Para Debora Diniz, do Instituto Anis, há chances de avanço na legislação, considerando as decisões da Corte nos últimos dez anos
Nesta terça-feira 28, a ministra do Supremo Tribunal Federal (STF) Rosa Weber deu um prazo de 5 dias para os Três Poderes se manifestarem sobre o pedido de liminar feito pelo PSOL e pelo Instituto Anis, que amplia a legalização do aborto.
(CartaCapital, 30/03/2017 – acesse no site de origem)
Debora Diniz, colunista de CartaCapital e antropóloga à frente do Anis – Instituto de Bioética, organização feminista dedicada à promoção dos direitos humanos, avalia a movimentação da ministra e questiona a sociedade ser contra o aborto quando uma em cada cinco mulheres de até 40 anos realizaram um aborto em 2015.
“Queremos quadruplicar o sistema penitenciário só com mulheres ou aborto é uma questão de saúde pública?”, diz a pesquisadora.
CartaCapital: O que significa a movimentação de Rosa Weber?
Debora Diniz: Ela considerou que há algo de sério e importante na questão, porque ela poderia ter ignorado o pedido de liminar, dizer que não tem urgência. Tem processos que ficam dez anos parados no STF.

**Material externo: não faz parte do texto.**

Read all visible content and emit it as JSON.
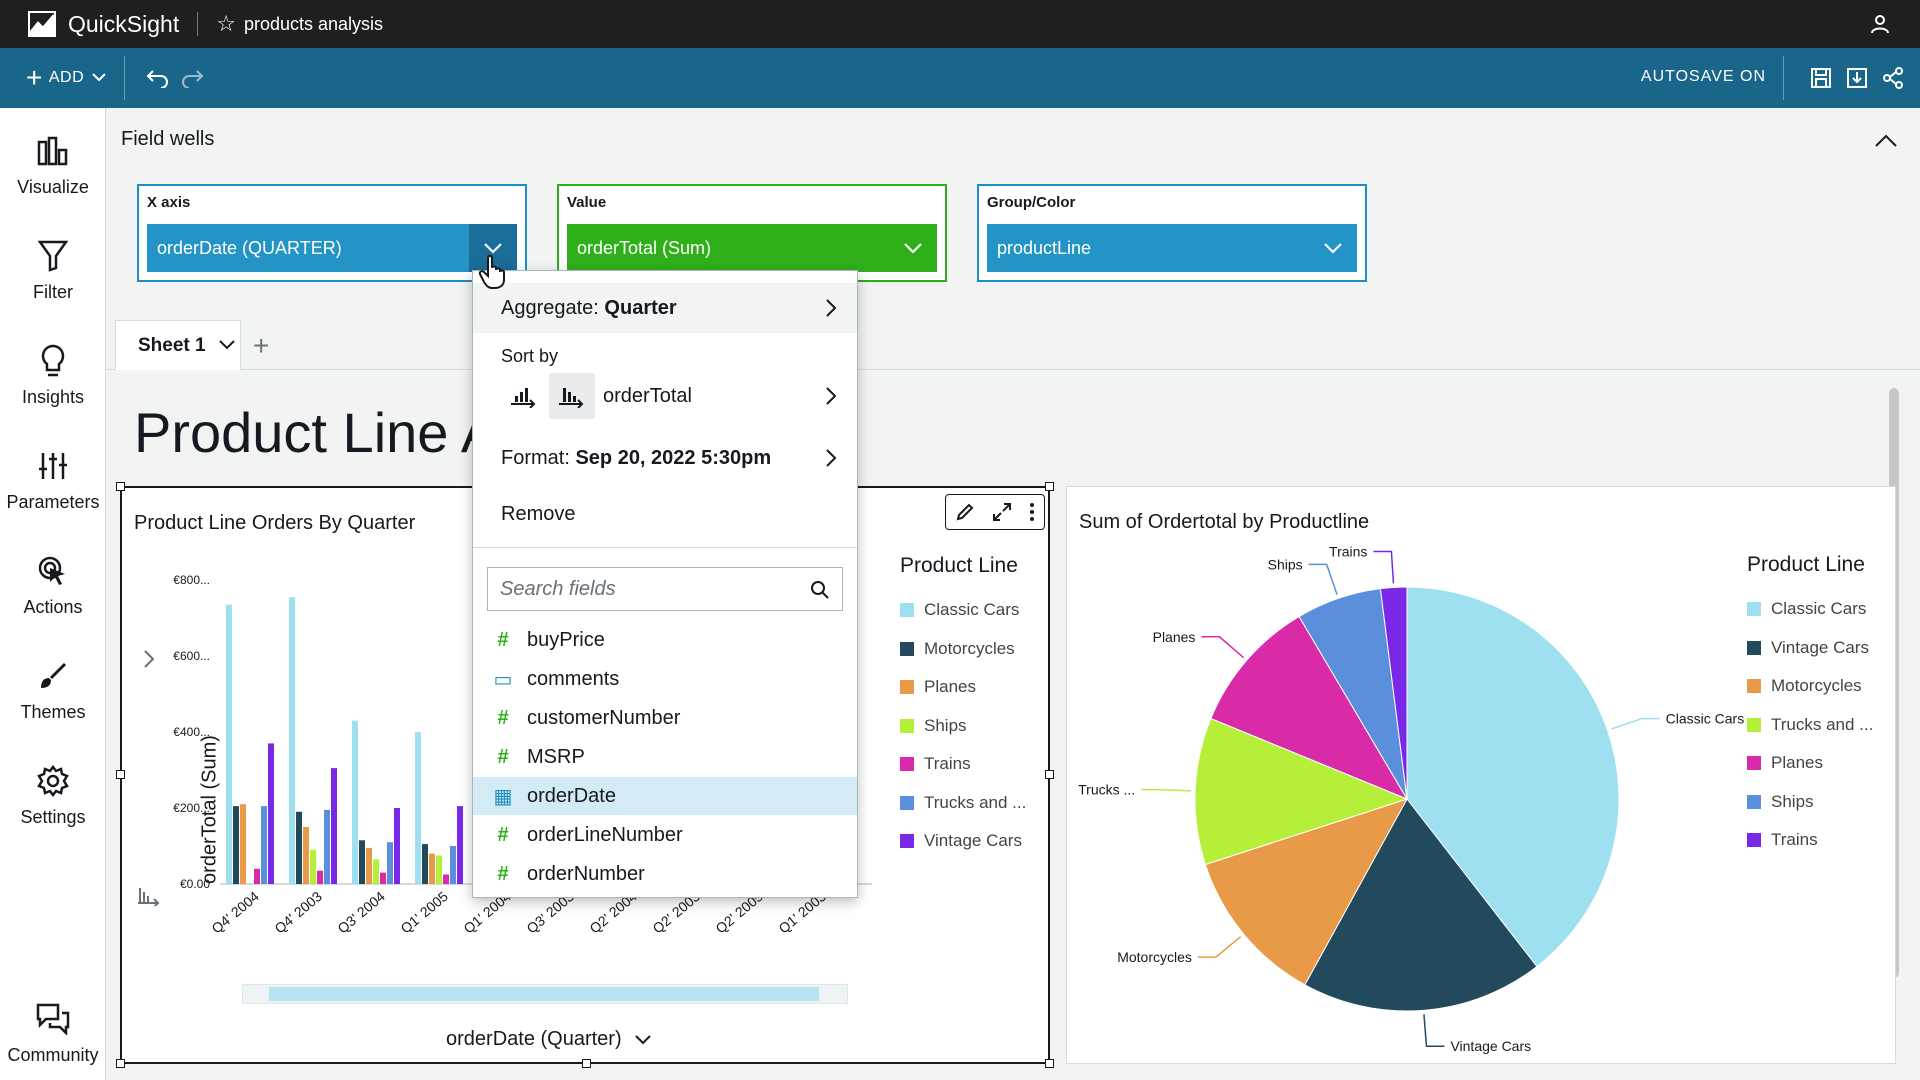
{
  "header": {
    "app_name": "QuickSight",
    "analysis_title": "products analysis"
  },
  "toolbar": {
    "add_label": "ADD",
    "autosave_label": "AUTOSAVE ON"
  },
  "leftnav": {
    "items": [
      {
        "label": "Visualize",
        "icon": "bar-chart-icon"
      },
      {
        "label": "Filter",
        "icon": "filter-icon"
      },
      {
        "label": "Insights",
        "icon": "lightbulb-icon"
      },
      {
        "label": "Parameters",
        "icon": "sliders-icon"
      },
      {
        "label": "Actions",
        "icon": "cursor-click-icon"
      },
      {
        "label": "Themes",
        "icon": "brush-icon"
      },
      {
        "label": "Settings",
        "icon": "gear-icon"
      },
      {
        "label": "Community",
        "icon": "chat-bubbles-icon"
      }
    ]
  },
  "fieldwells": {
    "title": "Field wells",
    "wells": [
      {
        "label": "X axis",
        "value": "orderDate (QUARTER)"
      },
      {
        "label": "Value",
        "value": "orderTotal (Sum)"
      },
      {
        "label": "Group/Color",
        "value": "productLine"
      }
    ]
  },
  "sheets": {
    "tabs": [
      {
        "label": "Sheet 1"
      }
    ]
  },
  "sheet_title": "Product Line A",
  "dropdown": {
    "aggregate_prefix": "Aggregate: ",
    "aggregate_value": "Quarter",
    "sort_by_label": "Sort by",
    "sort_field": "orderTotal",
    "format_prefix": "Format: ",
    "format_value": "Sep 20, 2022 5:30pm",
    "remove_label": "Remove",
    "search_placeholder": "Search fields",
    "fields": [
      {
        "name": "buyPrice",
        "type": "number"
      },
      {
        "name": "comments",
        "type": "string"
      },
      {
        "name": "customerNumber",
        "type": "number"
      },
      {
        "name": "MSRP",
        "type": "number"
      },
      {
        "name": "orderDate",
        "type": "date",
        "selected": true
      },
      {
        "name": "orderLineNumber",
        "type": "number"
      },
      {
        "name": "orderNumber",
        "type": "number"
      }
    ]
  },
  "colors": {
    "Classic Cars": "#9ee0f0",
    "Vintage Cars": "#234a5c",
    "Motorcycles": "#234a5c",
    "Planes": "#e89a48",
    "Ships": "#b6ef3a",
    "Trains": "#d92aa8",
    "Trucks and ...": "#5b8fdc",
    "Vintage": "#7a28e8"
  },
  "chart_data": [
    {
      "type": "bar",
      "title": "Product Line Orders By Quarter",
      "xlabel": "orderDate (Quarter)",
      "ylabel": "orderTotal (Sum)",
      "ylim": [
        0,
        800
      ],
      "yticks": [
        "€0.00",
        "€200...",
        "€400...",
        "€600...",
        "€800..."
      ],
      "categories": [
        "Q4' 2004",
        "Q4' 2003",
        "Q3' 2004",
        "Q1' 2005",
        "Q1' 2004",
        "Q3' 2003",
        "Q2' 2004",
        "Q2' 2003",
        "Q2' 2005",
        "Q1' 2003"
      ],
      "legend_title": "Product Line",
      "series": [
        {
          "name": "Classic Cars",
          "color": "#9ee0f0",
          "values": [
            735,
            755,
            430,
            400,
            0,
            0,
            0,
            0,
            0,
            0
          ]
        },
        {
          "name": "Motorcycles",
          "color": "#234a5c",
          "values": [
            205,
            190,
            115,
            105,
            0,
            0,
            0,
            0,
            0,
            0
          ]
        },
        {
          "name": "Planes",
          "color": "#e89a48",
          "values": [
            210,
            150,
            95,
            80,
            0,
            0,
            0,
            0,
            0,
            0
          ]
        },
        {
          "name": "Ships",
          "color": "#b6ef3a",
          "values": [
            0,
            90,
            65,
            75,
            0,
            0,
            0,
            0,
            0,
            0
          ]
        },
        {
          "name": "Trains",
          "color": "#d92aa8",
          "values": [
            40,
            35,
            30,
            25,
            0,
            0,
            0,
            0,
            0,
            0
          ]
        },
        {
          "name": "Trucks and ...",
          "color": "#5b8fdc",
          "values": [
            205,
            195,
            110,
            100,
            0,
            0,
            0,
            0,
            0,
            0
          ]
        },
        {
          "name": "Vintage Cars",
          "color": "#7a28e8",
          "values": [
            370,
            305,
            200,
            205,
            0,
            0,
            0,
            0,
            0,
            0
          ]
        }
      ]
    },
    {
      "type": "pie",
      "title": "Sum of Ordertotal by Productline",
      "legend_title": "Product Line",
      "slices": [
        {
          "name": "Classic Cars",
          "color": "#9ee0f0",
          "value": 39.5
        },
        {
          "name": "Vintage Cars",
          "color": "#234a5c",
          "value": 18.5
        },
        {
          "name": "Motorcycles",
          "color": "#e89a48",
          "value": 12.0
        },
        {
          "name": "Trucks ...",
          "color": "#b6ef3a",
          "value": 11.2
        },
        {
          "name": "Planes",
          "color": "#d92aa8",
          "value": 10.3
        },
        {
          "name": "Ships",
          "color": "#5b8fdc",
          "value": 6.5
        },
        {
          "name": "Trains",
          "color": "#7a28e8",
          "value": 2.0
        }
      ],
      "legend": [
        "Classic Cars",
        "Vintage Cars",
        "Motorcycles",
        "Trucks and ...",
        "Planes",
        "Ships",
        "Trains"
      ]
    }
  ]
}
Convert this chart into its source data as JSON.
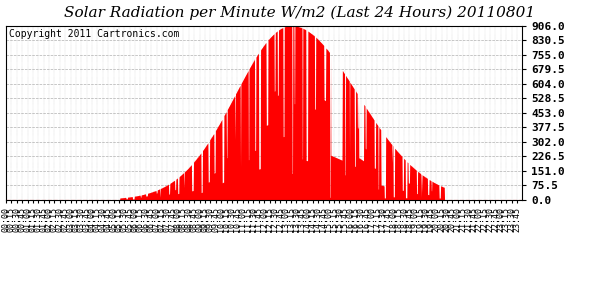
{
  "title": "Solar Radiation per Minute W/m2 (Last 24 Hours) 20110801",
  "copyright": "Copyright 2011 Cartronics.com",
  "yticks": [
    0.0,
    75.5,
    151.0,
    226.5,
    302.0,
    377.5,
    453.0,
    528.5,
    604.0,
    679.5,
    755.0,
    830.5,
    906.0
  ],
  "ymin": 0.0,
  "ymax": 906.0,
  "bar_color": "#ff0000",
  "bg_color": "#ffffff",
  "plot_bg_color": "#ffffff",
  "grid_color": "#b0b0b0",
  "dashed_line_color": "#ff0000",
  "title_fontsize": 11,
  "copyright_fontsize": 7,
  "tick_label_fontsize": 6,
  "ytick_fontsize": 8,
  "sunrise_min": 318,
  "sunset_min": 1222,
  "peak_min": 795,
  "peak_val": 906.0,
  "sigma_rise": 155,
  "sigma_set": 185
}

Ela poderia ter iniciado a movimentação em qualquer momento, mas ela escolheu fazê-lo em menos de um mês após a propositura, isso é um sinal da relevância do tema para a Corte.
CC: Isso pode significar uma possibilidade de avanço na legislação?
DD: Essa é a nossa expectativa e a do partido político com que fomos ao Supremo, aliás, importante ressaltar isso, que estamos movimentando todos os cenários da democracia para um tema de urgência para mulheres brasileiras.
Na última década, as decisões da Corte foram consistentes e houve uma serenidade para seu enfrentamento, como nos casos do aborto por anencefalia e de células tronco. Também houve a decisão de uma das turmas sobre o habeas corpus de uma clínica ilegal.
CC: Por que a criminalização do aborto precisa ser revista?
DD: Porque toca diretamente na dignidade da vida das mulheres. A criminalização atinge diretamente essa dignidade, fragiliza esse conjunto de direitos de mulheres, como não sofrer discriminação e maus tratos. É um dos princípios fundamentais da República.
CC: O que pede a liminar feita pelo PSOL e o Anis?
DD: Pede que se suspenda todos os processos penais em curso contra mulheres e profissionais, pede que mais nenhuma mulher vá para a cadeia. Não é que está liberado e as mulheres vão transformar o aborto em planejamento familiar, é para que ninguém vá para a cadeia.
CC: Quais mulheres serão mais impactadas se a liminar for aprovada?
DD: O aborto é um evento comum a todas mulheres mas, dada a desigualdade social, impacta mais a mulher comum, que é uma maioria que tem uma renda, cor, e escolaridade específicas. É a que tem baixa escolaridade, preta, parda, nordestina, dependente do Estado para ter acesso à saúde.
Uma em cada cinco mulheres, até os quarenta anos, fez aborto, mas o Estado retirar a ameaça da cadeia impacta essa parcela especialmente.
CC: O aborto é condenado pela população…
DD: Essa é uma constatação equivocada. Se uma em cada cinco mulheres em 2015 fez um aborto, temos meio milhão de mulheres. Essas mesmas mulheres vão dizer “não” se perguntadas sobre isso. Existe uma diferença entre a expectativa de resposta correta para uma pergunta que é moral.
É preciso saber que as perguntas importam, bem como as práticas. Essas pesquisas me dizem muito pouco sobre como queremos conversar sobre aborto.
CC: O que pode ser feito para melhorar esse diálogo?
DD: A primeira coisa é fazer as perguntas com base na realidade: 3 milhões e 700 mil mulheres que fizeram aborto têm filhos. Você acha que uma mãe tem que ir para cadeia? Queremos essas crianças sem mães? Queremos mais de 3 milhões de mulheres que em algum momento da vida já passaram pelo sistema penitenciário ou estariam presas atualmente? Queremos quadruplicar o sistema penitenciário só com mulheres ou aborto é uma questão de saúde pública? Uma mulher tem direito de decidir? É com base nessas perguntas que a opinião pública e Corte têm que decidir.